My grandmother still lives where she has lived for fifty years. Care homes are over-expensive and understaffed and, without her housework, her little bit of gardening, what would she do? She has no hobbies, no interests. Her life was a by-the-numbers struggle up a steep and winding hill, to raise two children and look after her husband and, now those things have gone, she has nothing.

The phone is still shrieking, and it is still 4:09 am.

With blurry hands I raise it to my ear, fear already gurgling in the pit of my gut. A voice informs me that my grandmother has pushed her emergency buzzer. Through the cirrus of sleep I ask what I should do.

‘Sorry,’ the voice says. ‘Not our problem,’ the voice says. ‘We just inform the next of kin,’ the voice says and hangs up.

My parents are on a coach tour of West Coast America and I’m housesitting, which is why I’m answering the phone in the first place. No car. Too far to walk. I dial her number. No answer. My mind a glut of horror, I cradle the handset. Stare at the keypad. Swallow. Press three slow numbers.

*

After half a decade, the guests are finally leaving. My grandmother still sets the table for breakfast each morning, but distractedly, sometimes with just a bowl of sugar and an empty jar of marmalade. She no longer makes sandwiches for no one. She no longer makes any food at all. The gas cooker was disconnected because she kept leaving it on and now social services bring her ready-heated meals in foil boxes for lunch and for dinner. NHS carers visit three times a day, filling a black record book with the large, loopy handwriting of the young and enthusiastic.

Evelyn getting ready for bed when I arrived. Told her it was lunchtime and helped her into her clothes.

Evelyn upstairs, arguing with someone. Checked all rooms. No one in house.

Evelyn arranging tights on the bed, muttering angrily because some different lengths to others. Helped her downstairs and sat with her while she drank a cup of tea.

Each time my mother goes to visit, she reads the book with a blank expression then shuts it slowly and replaces it. She is all cried out.

*

I’m talking about how the landline has changed; I’m talking about how it’s morphed into an instrument of dread. All the personal, informal calls, all the calls you look forward to getting, nowadays, all those calls come to your mobile. These days, the only time the landline rings, it’s a telemarketer with exciting information about the thousands in PPI repayments you’re owed … or it’s someone official with a tone soaked in the sympathetic politeness only bad news can bring.

After ordering the ambulance, there is nothing to do but wait. What if she’s fallen and shattered her hip? What if she’s suffered a massive cardiac arrest? Should I tell my parents, thousands of miles away across the Atlantic? Ruin the only break they get from all this? Or wait till they come home and give them the news as I help with their bags, watching their suntans fade to white? That choice is no choice. I will have to tell them immediately, and I can already hear my mother’s distraught voice cracking over the long-distance line. With my grandmother’s clear and present deterioration, they know, have known for a while, that it is only a matter of time. Yet already knowing will not make it any easier.
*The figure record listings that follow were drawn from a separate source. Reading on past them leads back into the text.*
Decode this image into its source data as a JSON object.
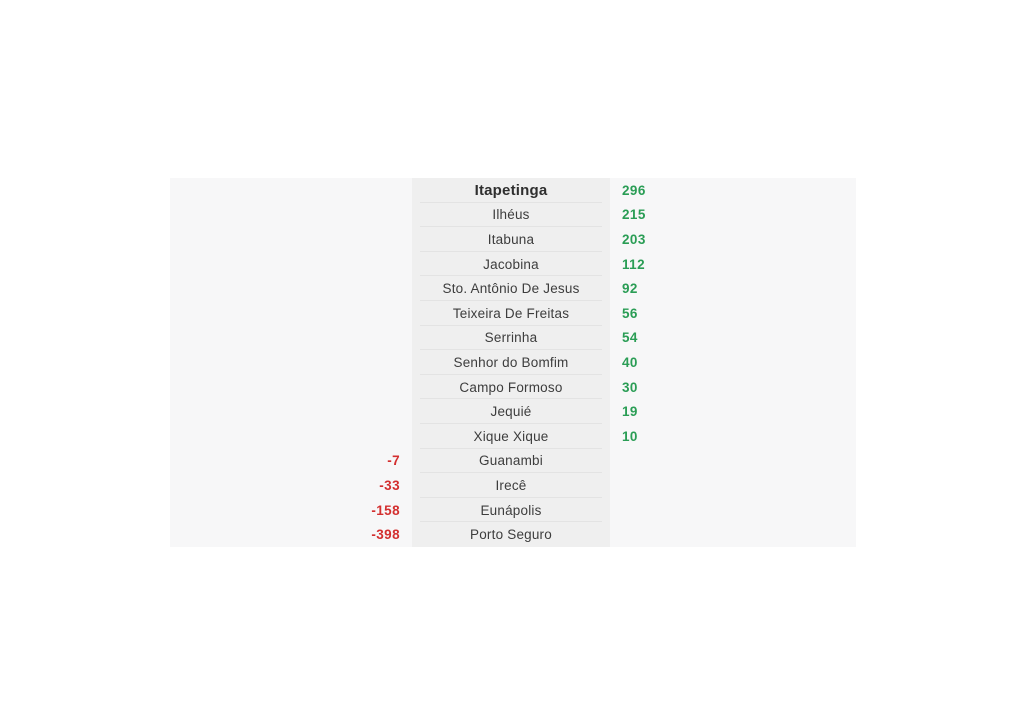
{
  "colors": {
    "page_bg": "#ffffff",
    "panel_bg": "#f7f7f8",
    "strip_bg": "#efefef",
    "divider": "#e3e3e3",
    "city_text": "#3d3d3d",
    "positive": "#2a9d55",
    "negative": "#d32f2f"
  },
  "chart_data": {
    "type": "table",
    "title": "",
    "description": "City ranking list with positive values shown in green on the right and negative values shown in red on the left",
    "columns": [
      "city",
      "value"
    ],
    "rows": [
      {
        "city": "Itapetinga",
        "value": 296,
        "highlighted": true
      },
      {
        "city": "Ilhéus",
        "value": 215
      },
      {
        "city": "Itabuna",
        "value": 203
      },
      {
        "city": "Jacobina",
        "value": 112
      },
      {
        "city": "Sto. Antônio De Jesus",
        "value": 92
      },
      {
        "city": "Teixeira De Freitas",
        "value": 56
      },
      {
        "city": "Serrinha",
        "value": 54
      },
      {
        "city": "Senhor do Bomfim",
        "value": 40
      },
      {
        "city": "Campo Formoso",
        "value": 30
      },
      {
        "city": "Jequié",
        "value": 19
      },
      {
        "city": "Xique Xique",
        "value": 10
      },
      {
        "city": "Guanambi",
        "value": -7
      },
      {
        "city": "Irecê",
        "value": -33
      },
      {
        "city": "Eunápolis",
        "value": -158
      },
      {
        "city": "Porto Seguro",
        "value": -398
      }
    ],
    "value_color_positive": "#2a9d55",
    "value_color_negative": "#d32f2f",
    "layout": {
      "negative_values_side": "left",
      "positive_values_side": "right",
      "city_column": "center",
      "row_dividers": true
    }
  }
}
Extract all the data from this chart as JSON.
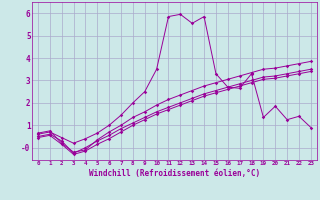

The digital clock reads 4:28. The emergency services lady took my number and told me they would call back as soon as they had any news, but I cannot stand the waiting. Can’t stand it. I snatch up the phone to call a taxi and as I do so it shrills itself into life.

My mouth is so dry I can barely force out a questioning hello.

It’s the same lady, the lady from before. Her voice sympathetic as honey, she informs me that the ambulance team has arrived, that my grandmother seems unharmed, that she is denying ever pressing the alarm buzzer at all.

I’m talking about relief.

I’m talking about how it can only ever be temporary.

I’m talking about how if it’s not this phone call, it could be the next.